L'enjeu délicat du consentement des malades
Que se passera-t-il pour les malades qui ne seront plus en état de formuler une demande d'aide à mourir ? La question hante Hélène, 65 ans, dans l'Essonne, qui sait que le projet de loi exclut à ce stade toute personne inapte à "manifester sa volonté de façon libre et éclairée". Touchée depuis 2009 par un cancer des os, cette retraitée évoque les métastases qui ont gagné son crâne. "Mon cerveau pourrait être touché, ce qui me priverait de la capacité de dire ce que je veux pour ma fin de vie et me laisserait à la merci des décisions du corps médical", appréhende-t-elle.
Cette ex-responsable des ressources humaines a inscrit ses dernières volontés dans ses directives anticipées. "Pourquoi exiger la pleine conscience lors du passage à l'acte si on a écrit et renouvelé ses souhaits ?", interroge-t-elle. Elle dénonce "l'hypocrisie" du projet de loi, écrit et débattu par "des gens qui ne sont pas touchés dans leur corps et ne savent pas ce que sont nos douleurs et notre angoisse".
"Je veux que les parlementaires se mettent à notre place et fassent preuve d'humanité."
Hélène, patiente atteinte d'un cancer des osà franceinfo
"Dans ce débat, on entend beaucoup les médecins, mais qui vient demander aux gens en fin de vie de quoi ils ont envie ?", embraye Martine, 58 ans, qui "perçoit le bout du chemin de façon plus tangible" depuis que son cancer du sein s'est propagé au reste de son corps en janvier. Cette collaboratrice d'un élu de la région grenobloise juge aussi le texte "très frileux" et déplore que le gouvernement ait mis "ceinture et bretelles pour protéger les soignants", notamment en privilégiant le suicide assisté plutôt que l'euthanasie.
La crainte d'être "incité au suicide"
Certains patients, au contraire, s'inquiètent d'une légalisation de l'aide à mourir en France. Atteinte de polyarthrite rhumatoïde depuis une dizaine d'années, Vivianne, 49 ans, craint qu'un tel vote aboutisse à une forme d'"incitation au suicide, plus ou moins subtile", exercée sur des personnes vulnérables. Lorsqu'elle sort de chez elle en Saône-et-Loire, en béquilles, "toute tordue" mais trop "honteuse" pour prendre son fauteuil roulant, cette mère de famille dit déjà souffrir du regard des autres, parfois auteurs de propos offensants.
"Un jour, je serai complètement dépendante, poursuit Vivianne. J'ai peur que des personnes qui s'occupent de moi me fassent comprendre que je suis devenue un poids et me demandent pourquoi je n'ai pas recours à l'aide à mourir." Elle suggère donc un simple et discret assouplissement du cadre actuel, "au cas par cas", pour répondre à certaines souffrances en fin de vie, sans recourir à une loi "fratricide" aux conséquences "délétères".

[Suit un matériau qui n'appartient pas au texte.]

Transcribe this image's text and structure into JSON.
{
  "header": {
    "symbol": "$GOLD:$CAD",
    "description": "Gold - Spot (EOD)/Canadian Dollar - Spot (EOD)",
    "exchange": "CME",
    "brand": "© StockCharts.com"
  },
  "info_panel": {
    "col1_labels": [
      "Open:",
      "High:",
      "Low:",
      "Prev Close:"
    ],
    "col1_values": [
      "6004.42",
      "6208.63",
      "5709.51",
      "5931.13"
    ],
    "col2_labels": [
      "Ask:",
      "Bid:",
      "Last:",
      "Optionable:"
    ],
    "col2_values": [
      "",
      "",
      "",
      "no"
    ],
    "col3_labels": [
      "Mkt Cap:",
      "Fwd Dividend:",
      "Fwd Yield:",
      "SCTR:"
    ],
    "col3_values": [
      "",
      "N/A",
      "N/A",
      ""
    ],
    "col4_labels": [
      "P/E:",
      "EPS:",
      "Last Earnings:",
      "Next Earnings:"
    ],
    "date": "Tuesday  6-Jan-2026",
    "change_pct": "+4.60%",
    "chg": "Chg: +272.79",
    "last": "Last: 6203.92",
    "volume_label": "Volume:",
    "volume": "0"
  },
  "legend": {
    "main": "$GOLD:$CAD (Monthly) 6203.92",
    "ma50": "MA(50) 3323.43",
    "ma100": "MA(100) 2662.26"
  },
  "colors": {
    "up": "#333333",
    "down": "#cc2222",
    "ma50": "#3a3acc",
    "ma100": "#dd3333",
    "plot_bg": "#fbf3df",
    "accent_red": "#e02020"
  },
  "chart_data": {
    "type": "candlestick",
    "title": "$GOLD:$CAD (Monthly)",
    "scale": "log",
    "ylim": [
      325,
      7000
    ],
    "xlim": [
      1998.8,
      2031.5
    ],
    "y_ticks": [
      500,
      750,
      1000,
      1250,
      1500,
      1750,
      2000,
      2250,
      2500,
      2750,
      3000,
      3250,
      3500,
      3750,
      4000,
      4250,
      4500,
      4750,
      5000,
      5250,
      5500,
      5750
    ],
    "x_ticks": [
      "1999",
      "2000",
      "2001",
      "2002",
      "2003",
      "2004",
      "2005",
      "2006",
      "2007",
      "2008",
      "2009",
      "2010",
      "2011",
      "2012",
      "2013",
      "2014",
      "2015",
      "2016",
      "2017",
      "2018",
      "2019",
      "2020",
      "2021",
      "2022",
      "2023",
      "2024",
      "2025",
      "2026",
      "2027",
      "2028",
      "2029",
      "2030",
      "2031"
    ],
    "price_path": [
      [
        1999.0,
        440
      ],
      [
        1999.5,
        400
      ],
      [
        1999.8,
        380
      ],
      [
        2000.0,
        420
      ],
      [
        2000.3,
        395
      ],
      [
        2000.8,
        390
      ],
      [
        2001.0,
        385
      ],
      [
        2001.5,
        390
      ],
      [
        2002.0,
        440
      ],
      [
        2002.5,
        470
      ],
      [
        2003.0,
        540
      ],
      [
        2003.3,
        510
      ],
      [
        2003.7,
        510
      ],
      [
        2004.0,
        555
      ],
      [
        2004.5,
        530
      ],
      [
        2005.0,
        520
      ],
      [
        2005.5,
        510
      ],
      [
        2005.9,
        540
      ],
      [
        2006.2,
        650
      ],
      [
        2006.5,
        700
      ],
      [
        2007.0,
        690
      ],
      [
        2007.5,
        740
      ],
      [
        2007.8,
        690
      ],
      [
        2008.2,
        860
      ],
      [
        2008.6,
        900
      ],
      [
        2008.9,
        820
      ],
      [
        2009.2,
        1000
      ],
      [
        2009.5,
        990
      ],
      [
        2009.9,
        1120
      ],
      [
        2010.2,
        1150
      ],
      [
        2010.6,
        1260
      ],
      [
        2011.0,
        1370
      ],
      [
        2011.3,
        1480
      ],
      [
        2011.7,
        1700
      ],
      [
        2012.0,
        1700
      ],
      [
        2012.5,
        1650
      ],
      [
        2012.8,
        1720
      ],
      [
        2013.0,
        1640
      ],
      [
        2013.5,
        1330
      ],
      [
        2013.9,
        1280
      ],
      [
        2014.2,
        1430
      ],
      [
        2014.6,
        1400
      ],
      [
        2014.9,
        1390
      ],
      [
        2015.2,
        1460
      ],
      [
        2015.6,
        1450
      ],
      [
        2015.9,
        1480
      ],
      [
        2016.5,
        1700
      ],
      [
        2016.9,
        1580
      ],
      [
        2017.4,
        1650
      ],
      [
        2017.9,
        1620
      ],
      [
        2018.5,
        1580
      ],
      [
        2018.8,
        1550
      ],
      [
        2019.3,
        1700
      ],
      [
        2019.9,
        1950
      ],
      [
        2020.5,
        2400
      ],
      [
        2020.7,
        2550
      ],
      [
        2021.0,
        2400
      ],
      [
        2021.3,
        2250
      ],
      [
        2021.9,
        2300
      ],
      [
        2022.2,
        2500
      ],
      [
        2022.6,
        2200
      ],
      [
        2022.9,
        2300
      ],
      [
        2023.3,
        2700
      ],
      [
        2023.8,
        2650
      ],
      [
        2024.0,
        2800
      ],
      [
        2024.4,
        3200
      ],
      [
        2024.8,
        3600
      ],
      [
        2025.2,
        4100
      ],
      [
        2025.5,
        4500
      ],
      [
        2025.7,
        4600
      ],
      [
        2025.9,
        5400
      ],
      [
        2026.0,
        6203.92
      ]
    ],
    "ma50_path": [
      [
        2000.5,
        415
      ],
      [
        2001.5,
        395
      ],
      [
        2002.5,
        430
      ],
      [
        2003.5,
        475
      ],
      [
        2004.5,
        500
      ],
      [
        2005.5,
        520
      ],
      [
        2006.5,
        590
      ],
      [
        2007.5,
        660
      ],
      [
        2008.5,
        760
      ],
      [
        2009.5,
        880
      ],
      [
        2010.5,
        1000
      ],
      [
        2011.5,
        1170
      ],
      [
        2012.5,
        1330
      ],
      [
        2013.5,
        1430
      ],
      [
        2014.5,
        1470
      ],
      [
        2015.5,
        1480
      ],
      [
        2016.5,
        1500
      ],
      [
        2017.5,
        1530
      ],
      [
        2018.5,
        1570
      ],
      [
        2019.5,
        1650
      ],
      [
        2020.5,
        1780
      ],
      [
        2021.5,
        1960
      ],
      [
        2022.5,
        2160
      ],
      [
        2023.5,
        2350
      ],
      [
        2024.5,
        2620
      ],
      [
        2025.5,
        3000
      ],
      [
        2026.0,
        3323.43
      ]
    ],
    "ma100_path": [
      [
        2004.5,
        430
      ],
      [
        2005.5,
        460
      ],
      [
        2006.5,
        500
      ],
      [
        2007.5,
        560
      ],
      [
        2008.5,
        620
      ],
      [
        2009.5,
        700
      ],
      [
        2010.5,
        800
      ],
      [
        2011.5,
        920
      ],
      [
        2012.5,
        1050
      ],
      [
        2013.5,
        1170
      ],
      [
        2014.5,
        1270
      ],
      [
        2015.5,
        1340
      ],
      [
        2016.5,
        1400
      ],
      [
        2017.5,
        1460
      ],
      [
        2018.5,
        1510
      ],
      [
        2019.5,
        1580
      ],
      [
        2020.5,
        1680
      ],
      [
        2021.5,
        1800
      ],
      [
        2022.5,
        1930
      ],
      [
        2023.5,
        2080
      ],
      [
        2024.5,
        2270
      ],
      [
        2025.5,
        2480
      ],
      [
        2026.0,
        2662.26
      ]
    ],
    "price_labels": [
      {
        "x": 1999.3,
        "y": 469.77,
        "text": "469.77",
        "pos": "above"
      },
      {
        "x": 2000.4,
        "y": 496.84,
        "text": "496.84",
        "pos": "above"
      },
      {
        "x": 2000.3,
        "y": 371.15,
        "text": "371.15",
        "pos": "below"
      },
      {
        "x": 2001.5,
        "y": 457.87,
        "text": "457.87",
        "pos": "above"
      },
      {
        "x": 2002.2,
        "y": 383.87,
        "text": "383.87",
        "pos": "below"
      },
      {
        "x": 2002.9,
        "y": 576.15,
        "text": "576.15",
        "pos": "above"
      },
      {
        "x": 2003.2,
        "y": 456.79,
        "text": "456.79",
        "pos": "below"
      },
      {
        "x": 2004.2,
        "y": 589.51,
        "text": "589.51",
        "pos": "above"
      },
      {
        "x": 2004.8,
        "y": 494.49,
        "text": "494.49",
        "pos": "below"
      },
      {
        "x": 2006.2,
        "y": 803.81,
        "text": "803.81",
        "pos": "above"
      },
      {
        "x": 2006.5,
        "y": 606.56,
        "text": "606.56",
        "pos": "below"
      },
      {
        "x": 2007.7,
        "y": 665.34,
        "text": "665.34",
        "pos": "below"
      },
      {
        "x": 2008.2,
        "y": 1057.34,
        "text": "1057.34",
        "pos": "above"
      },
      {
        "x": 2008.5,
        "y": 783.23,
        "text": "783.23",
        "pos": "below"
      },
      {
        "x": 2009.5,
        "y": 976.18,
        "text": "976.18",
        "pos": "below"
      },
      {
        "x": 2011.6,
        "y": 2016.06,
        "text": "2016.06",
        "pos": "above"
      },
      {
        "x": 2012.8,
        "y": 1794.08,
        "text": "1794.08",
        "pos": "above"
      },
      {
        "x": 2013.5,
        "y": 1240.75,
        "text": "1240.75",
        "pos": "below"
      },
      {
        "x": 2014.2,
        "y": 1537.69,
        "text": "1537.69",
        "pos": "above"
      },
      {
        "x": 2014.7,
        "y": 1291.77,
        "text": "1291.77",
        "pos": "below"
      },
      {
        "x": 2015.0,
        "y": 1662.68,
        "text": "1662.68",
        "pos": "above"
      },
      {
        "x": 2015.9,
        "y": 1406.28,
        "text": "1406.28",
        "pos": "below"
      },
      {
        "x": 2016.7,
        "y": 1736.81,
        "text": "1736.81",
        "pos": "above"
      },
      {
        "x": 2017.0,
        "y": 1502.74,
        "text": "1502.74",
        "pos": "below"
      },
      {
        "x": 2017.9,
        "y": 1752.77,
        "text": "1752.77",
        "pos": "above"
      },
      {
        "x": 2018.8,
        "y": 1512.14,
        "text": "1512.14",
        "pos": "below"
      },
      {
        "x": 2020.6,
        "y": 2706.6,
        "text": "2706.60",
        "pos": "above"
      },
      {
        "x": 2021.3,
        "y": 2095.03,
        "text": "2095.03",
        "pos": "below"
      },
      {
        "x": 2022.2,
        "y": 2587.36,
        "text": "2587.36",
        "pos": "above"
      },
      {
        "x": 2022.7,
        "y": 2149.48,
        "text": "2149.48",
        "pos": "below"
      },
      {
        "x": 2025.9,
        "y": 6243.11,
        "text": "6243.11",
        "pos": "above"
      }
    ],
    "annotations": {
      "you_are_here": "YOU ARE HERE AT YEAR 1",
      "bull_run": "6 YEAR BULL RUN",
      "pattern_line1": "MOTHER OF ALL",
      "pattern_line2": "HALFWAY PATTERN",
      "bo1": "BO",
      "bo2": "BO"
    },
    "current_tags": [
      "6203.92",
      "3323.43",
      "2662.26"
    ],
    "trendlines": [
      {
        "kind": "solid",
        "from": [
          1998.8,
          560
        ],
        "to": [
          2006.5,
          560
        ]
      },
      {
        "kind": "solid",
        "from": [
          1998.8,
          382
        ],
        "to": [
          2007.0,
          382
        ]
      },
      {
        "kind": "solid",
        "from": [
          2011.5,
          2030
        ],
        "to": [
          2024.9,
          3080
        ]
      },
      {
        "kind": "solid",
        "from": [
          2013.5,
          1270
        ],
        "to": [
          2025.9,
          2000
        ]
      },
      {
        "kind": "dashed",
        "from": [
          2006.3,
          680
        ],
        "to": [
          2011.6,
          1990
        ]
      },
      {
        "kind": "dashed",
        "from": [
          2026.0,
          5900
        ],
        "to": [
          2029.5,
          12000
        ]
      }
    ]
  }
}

"Quand vous luttez contre une maladie, c'est comme pour un cycliste du Tour de France en pleine ascension : vous avez besoin d'être encouragé, pas d'être incité à vous arrêter", illustre Caroline, 64 ans, handicapée par une ataxie de Friedreich, une maladie neurodégénérative. "Si l'on se met à fixer des critères à partir desquels on peut demander à mourir, c'est que l'on considère que la vie à ce stade n'a plus la même valeur", estime-t-elle.

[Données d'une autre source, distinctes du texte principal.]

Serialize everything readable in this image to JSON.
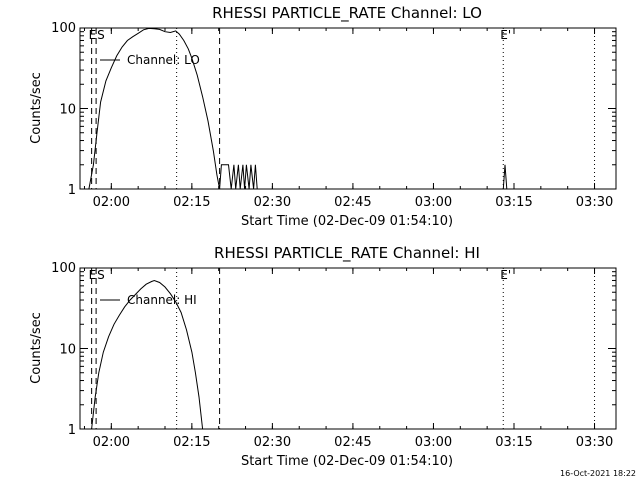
{
  "footer_timestamp": "16-Oct-2021 18:22",
  "chart_data": [
    {
      "type": "line",
      "title": "RHESSI PARTICLE_RATE Channel: LO",
      "xlabel": "Start Time (02-Dec-09 01:54:10)",
      "ylabel": "Counts/sec",
      "yscale": "log",
      "ylim": [
        1,
        100
      ],
      "xlim": [
        "01:54:10",
        "03:34:00"
      ],
      "x_ticks": [
        "02:00",
        "02:15",
        "02:30",
        "02:45",
        "03:00",
        "03:15",
        "03:30"
      ],
      "y_ticks": [
        "1",
        "10",
        "100"
      ],
      "legend": {
        "label": "Channel: LO",
        "placement": "top-left"
      },
      "markers": [
        {
          "label": "E",
          "time": "01:56:20",
          "style": "dashed"
        },
        {
          "label": "S",
          "time": "01:57:10",
          "style": "dashed"
        },
        {
          "label": "",
          "time": "02:12:10",
          "style": "dotted"
        },
        {
          "label": "",
          "time": "02:20:10",
          "style": "dashed"
        },
        {
          "label": "E'",
          "time": "03:13:00",
          "style": "dotted"
        },
        {
          "label": "",
          "time": "03:30:00",
          "style": "dotted"
        }
      ],
      "series": [
        {
          "name": "Channel: LO",
          "points": [
            [
              "01:55:50",
              1
            ],
            [
              "01:56:40",
              2
            ],
            [
              "01:57:20",
              5
            ],
            [
              "01:58:00",
              12
            ],
            [
              "01:59:00",
              22
            ],
            [
              "02:00:00",
              32
            ],
            [
              "02:01:00",
              45
            ],
            [
              "02:02:00",
              58
            ],
            [
              "02:03:00",
              70
            ],
            [
              "02:04:00",
              78
            ],
            [
              "02:05:00",
              86
            ],
            [
              "02:06:00",
              95
            ],
            [
              "02:07:00",
              99
            ],
            [
              "02:08:00",
              98
            ],
            [
              "02:09:00",
              96
            ],
            [
              "02:10:00",
              90
            ],
            [
              "02:11:00",
              88
            ],
            [
              "02:12:00",
              92
            ],
            [
              "02:12:40",
              84
            ],
            [
              "02:13:30",
              70
            ],
            [
              "02:14:20",
              55
            ],
            [
              "02:15:00",
              42
            ],
            [
              "02:16:00",
              26
            ],
            [
              "02:17:00",
              14
            ],
            [
              "02:18:00",
              7
            ],
            [
              "02:19:00",
              3
            ],
            [
              "02:19:40",
              1.5
            ],
            [
              "02:20:10",
              1
            ],
            [
              "02:20:30",
              2
            ],
            [
              "02:21:50",
              2
            ],
            [
              "02:22:20",
              1
            ],
            [
              "02:22:50",
              2
            ],
            [
              "02:23:10",
              1
            ],
            [
              "02:23:40",
              2
            ],
            [
              "02:24:00",
              1
            ],
            [
              "02:24:30",
              2
            ],
            [
              "02:24:50",
              1
            ],
            [
              "02:25:10",
              2
            ],
            [
              "02:25:40",
              1
            ],
            [
              "02:26:00",
              2
            ],
            [
              "02:26:30",
              1
            ],
            [
              "02:26:50",
              2
            ],
            [
              "02:27:10",
              1
            ],
            [
              "03:13:00",
              1
            ],
            [
              "03:13:20",
              2
            ],
            [
              "03:13:40",
              1
            ]
          ]
        }
      ]
    },
    {
      "type": "line",
      "title": "RHESSI PARTICLE_RATE Channel: HI",
      "xlabel": "Start Time (02-Dec-09 01:54:10)",
      "ylabel": "Counts/sec",
      "yscale": "log",
      "ylim": [
        1,
        100
      ],
      "xlim": [
        "01:54:10",
        "03:34:00"
      ],
      "x_ticks": [
        "02:00",
        "02:15",
        "02:30",
        "02:45",
        "03:00",
        "03:15",
        "03:30"
      ],
      "y_ticks": [
        "1",
        "10",
        "100"
      ],
      "legend": {
        "label": "Channel: HI",
        "placement": "top-left"
      },
      "markers": [
        {
          "label": "E",
          "time": "01:56:20",
          "style": "dashed"
        },
        {
          "label": "S",
          "time": "01:57:10",
          "style": "dashed"
        },
        {
          "label": "",
          "time": "02:12:10",
          "style": "dotted"
        },
        {
          "label": "",
          "time": "02:20:10",
          "style": "dashed"
        },
        {
          "label": "E'",
          "time": "03:13:00",
          "style": "dotted"
        },
        {
          "label": "",
          "time": "03:30:00",
          "style": "dotted"
        }
      ],
      "series": [
        {
          "name": "Channel: HI",
          "points": [
            [
              "01:56:20",
              1
            ],
            [
              "01:57:00",
              2.5
            ],
            [
              "01:57:40",
              5
            ],
            [
              "01:58:30",
              9
            ],
            [
              "01:59:30",
              14
            ],
            [
              "02:00:30",
              20
            ],
            [
              "02:01:30",
              26
            ],
            [
              "02:02:30",
              33
            ],
            [
              "02:03:30",
              40
            ],
            [
              "02:04:30",
              47
            ],
            [
              "02:05:30",
              55
            ],
            [
              "02:06:30",
              63
            ],
            [
              "02:07:30",
              68
            ],
            [
              "02:08:00",
              70
            ],
            [
              "02:09:00",
              66
            ],
            [
              "02:10:00",
              58
            ],
            [
              "02:11:00",
              48
            ],
            [
              "02:12:00",
              38
            ],
            [
              "02:13:00",
              28
            ],
            [
              "02:14:00",
              17
            ],
            [
              "02:15:00",
              9
            ],
            [
              "02:15:40",
              5
            ],
            [
              "02:16:20",
              2.5
            ],
            [
              "02:17:00",
              1
            ]
          ]
        }
      ]
    }
  ]
}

"Dès lors que je serai éligible à l'aide à mourir, comment vais-je me sentir en sachant que ma vie a si peu de valeur aux yeux de la société ?"

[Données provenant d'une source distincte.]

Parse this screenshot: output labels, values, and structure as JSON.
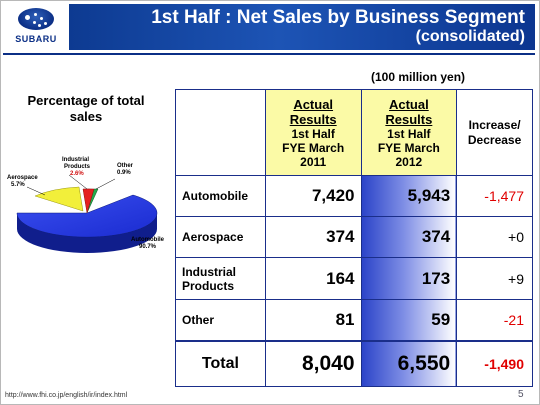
{
  "brand": {
    "logo_text": "SUBARU"
  },
  "header": {
    "title": "1st Half : Net Sales by Business Segment",
    "subtitle": "(consolidated)"
  },
  "unit_note": "(100 million yen)",
  "pie": {
    "title": "Percentage of total sales",
    "slices": [
      {
        "label": "Automobile",
        "value_label": "90.7%",
        "percent": 90.7,
        "color": "#1f35e0"
      },
      {
        "label": "Aerospace",
        "value_label": "5.7%",
        "percent": 5.7,
        "color": "#f2ef3a"
      },
      {
        "label": "Industrial Products",
        "value_label": "2.6%",
        "percent": 2.6,
        "color": "#e52020"
      },
      {
        "label": "Other",
        "value_label": "0.9%",
        "percent": 0.9,
        "color": "#23a84a"
      }
    ]
  },
  "table": {
    "columns": {
      "col_2011": {
        "l1": "Actual",
        "l2": "Results",
        "l3": "1st Half",
        "l4": "FYE March",
        "l5": "2011"
      },
      "col_2012": {
        "l1": "Actual",
        "l2": "Results",
        "l3": "1st Half",
        "l4": "FYE March",
        "l5": "2012"
      },
      "col_inc": {
        "l1": "Increase/",
        "l2": "Decrease"
      }
    },
    "rows": [
      {
        "name": "Automobile",
        "v2011": "7,420",
        "v2012": "5,943",
        "inc": "-1,477"
      },
      {
        "name": "Aerospace",
        "v2011": "374",
        "v2012": "374",
        "inc": "+0"
      },
      {
        "name_l1": "Industrial",
        "name_l2": "Products",
        "v2011": "164",
        "v2012": "173",
        "inc": "+9"
      },
      {
        "name": "Other",
        "v2011": "81",
        "v2012": "59",
        "inc": "-21"
      }
    ],
    "total": {
      "name": "Total",
      "v2011": "8,040",
      "v2012": "6,550",
      "inc": "-1,490"
    }
  },
  "footer": {
    "url": "http://www.fhi.co.jp/english/ir/index.html",
    "page": "5"
  }
}
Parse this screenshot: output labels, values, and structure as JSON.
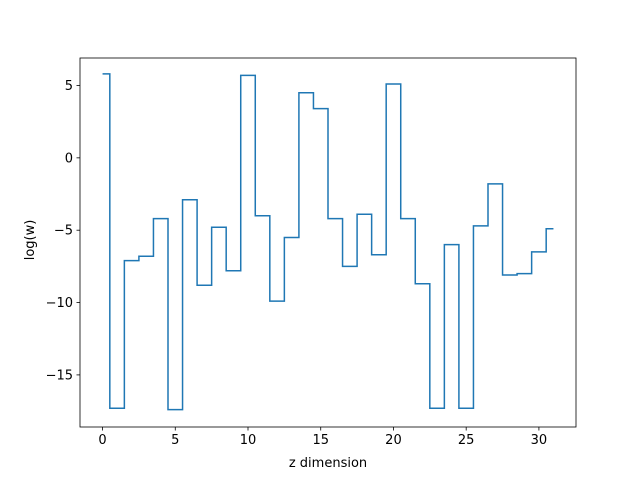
{
  "chart_data": {
    "type": "line",
    "drawstyle": "steps-mid",
    "title": "",
    "xlabel": "z dimension",
    "ylabel": "log(w)",
    "xlim": [
      -1.55,
      32.55
    ],
    "ylim": [
      -18.6,
      6.9
    ],
    "xticks": [
      0,
      5,
      10,
      15,
      20,
      25,
      30
    ],
    "yticks": [
      5,
      0,
      -5,
      -10,
      -15
    ],
    "ytick_labels": [
      "5",
      "0",
      "−5",
      "−10",
      "−15"
    ],
    "grid": false,
    "legend": null,
    "series": [
      {
        "color": "#1f77b4",
        "x": [
          0,
          1,
          2,
          3,
          4,
          5,
          6,
          7,
          8,
          9,
          10,
          11,
          12,
          13,
          14,
          15,
          16,
          17,
          18,
          19,
          20,
          21,
          22,
          23,
          24,
          25,
          26,
          27,
          28,
          29,
          30,
          31
        ],
        "y": [
          5.8,
          -17.3,
          -7.1,
          -6.8,
          -4.2,
          -17.4,
          -2.9,
          -8.8,
          -4.8,
          -7.8,
          5.7,
          -4.0,
          -9.9,
          -5.5,
          4.5,
          3.4,
          -4.2,
          -7.5,
          -3.9,
          -6.7,
          5.1,
          -4.2,
          -8.7,
          -17.3,
          -6.0,
          -17.3,
          -4.7,
          -1.8,
          -8.1,
          -8.0,
          -6.5,
          -4.9
        ]
      }
    ]
  }
}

Caroline, patiente atteinte d'une ataxie de Friedreichà franceinfo
Caroline redoute de se sentir "obligée" d'envisager l'aide à mourir pour "ne plus peser sur les autres". "Plutôt que de supprimer le souffrant, il faudrait supprimer les souffrances, en développant massivement les soins palliatifs, et mieux accompagner les proches, pour que les malades n'aient plus peur d'être une charge", plaide cette ancienne enseignante de français. Autant de chantiers que le gouvernement a intégrés dans son projet de loi, mais trop timidement à ses yeux. Dans quel sens les parlementaires feront-ils pencher le texte, dont l'exécutif vante le délicat "équilibre" ? Les retouches risquent d'être nombreuses d'ici à son adoption définitive, qui n'est pas attendue avant la fin 2025.